Le aziende che a quel tempo avevano un computer l’ostentavano a pianterreno, come dietro le vetrine di un negozio, in modo che i passanti potessero vederlo e ammirarlo dalla strada con stupita meraviglia.
Poi venne la «Perottina», cioè il primo personal computer costruito al mondo. Non era stato inventato alla Microsoft di Seattle ma all’Olivetti di Ivrea, da un simpatico ingegnere – Giancarlo Perotto – con cui strinsi affettuosa amicizia. In America sarebbe diventato una divinità ricoperta d’oro ma in Italia se ne è rimasto in incognito, fino alla morte, da qualche parte del Piemonte o della Liguria. Quando mi fece vedere la sua «Perottina» rimasi sbalordito: era grande quanto un’attuale fotocopiatrice ma era più potente dell’immenso calcolatore che avevo conosciuto all’Italsider.

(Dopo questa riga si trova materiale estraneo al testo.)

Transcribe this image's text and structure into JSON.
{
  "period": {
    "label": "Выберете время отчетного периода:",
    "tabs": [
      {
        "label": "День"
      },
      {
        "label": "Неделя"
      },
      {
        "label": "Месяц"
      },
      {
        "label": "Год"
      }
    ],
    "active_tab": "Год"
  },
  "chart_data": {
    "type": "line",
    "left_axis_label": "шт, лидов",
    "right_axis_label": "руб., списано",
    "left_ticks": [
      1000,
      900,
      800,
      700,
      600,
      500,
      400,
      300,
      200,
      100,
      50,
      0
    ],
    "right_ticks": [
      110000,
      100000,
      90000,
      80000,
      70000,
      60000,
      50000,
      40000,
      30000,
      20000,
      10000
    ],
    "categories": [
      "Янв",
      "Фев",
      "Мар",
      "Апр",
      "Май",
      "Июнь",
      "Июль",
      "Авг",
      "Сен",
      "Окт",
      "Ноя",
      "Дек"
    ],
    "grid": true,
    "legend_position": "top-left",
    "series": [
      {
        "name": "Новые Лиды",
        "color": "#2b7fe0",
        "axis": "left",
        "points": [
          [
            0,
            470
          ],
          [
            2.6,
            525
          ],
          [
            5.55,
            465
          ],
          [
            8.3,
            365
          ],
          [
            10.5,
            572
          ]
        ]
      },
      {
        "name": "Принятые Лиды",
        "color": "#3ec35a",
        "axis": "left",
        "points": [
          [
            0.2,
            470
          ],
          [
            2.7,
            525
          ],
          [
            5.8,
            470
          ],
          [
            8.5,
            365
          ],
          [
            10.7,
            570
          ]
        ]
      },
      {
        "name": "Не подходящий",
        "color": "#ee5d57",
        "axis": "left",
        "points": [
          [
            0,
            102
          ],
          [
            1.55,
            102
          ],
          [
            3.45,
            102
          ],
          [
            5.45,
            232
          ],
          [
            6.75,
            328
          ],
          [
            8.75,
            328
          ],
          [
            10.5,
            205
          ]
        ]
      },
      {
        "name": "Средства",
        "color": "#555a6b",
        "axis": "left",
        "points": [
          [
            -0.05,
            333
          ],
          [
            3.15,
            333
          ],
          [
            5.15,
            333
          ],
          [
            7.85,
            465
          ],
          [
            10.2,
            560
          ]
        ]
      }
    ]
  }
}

Fu poi un altro simpaticissimo ingegnere – Luciano De Crescenzo – che mi avviò all’uso del personal. Insisteva affettuosamente affinché lo comprassi sostenendo che mi avrebbe cambiato la vita. E poiché continuavo a titubare, una sera arrivò a casa mia con uno scatolone contenente il mio primo pc. Me lo installò e mi intimò: «Ora ti ci vuole un informatico che si sia appena separato dalla moglie: si sentirà solo e, quindi, la sera avrà molto tempo da dedicarti. Impara velocemente perché un bel giorno, trovata una nuova compagna, inaspettatamente scomparirà». Qualche giorno dopo mi portò anche l’informatico-separato e così potei imboccare la mia carriera di «computerofilo», che non ho più abbandonato. Imparai rapidamente tutto quello che riuscii a imparare dall’informatico triste e solitario, che si annunziava tutte le sere al citofono, anche quando non avevamo preso accordi. Poi, come previsto da Luciano, una bella sera non citofonò e, da allora in poi, dovetti fare da solo.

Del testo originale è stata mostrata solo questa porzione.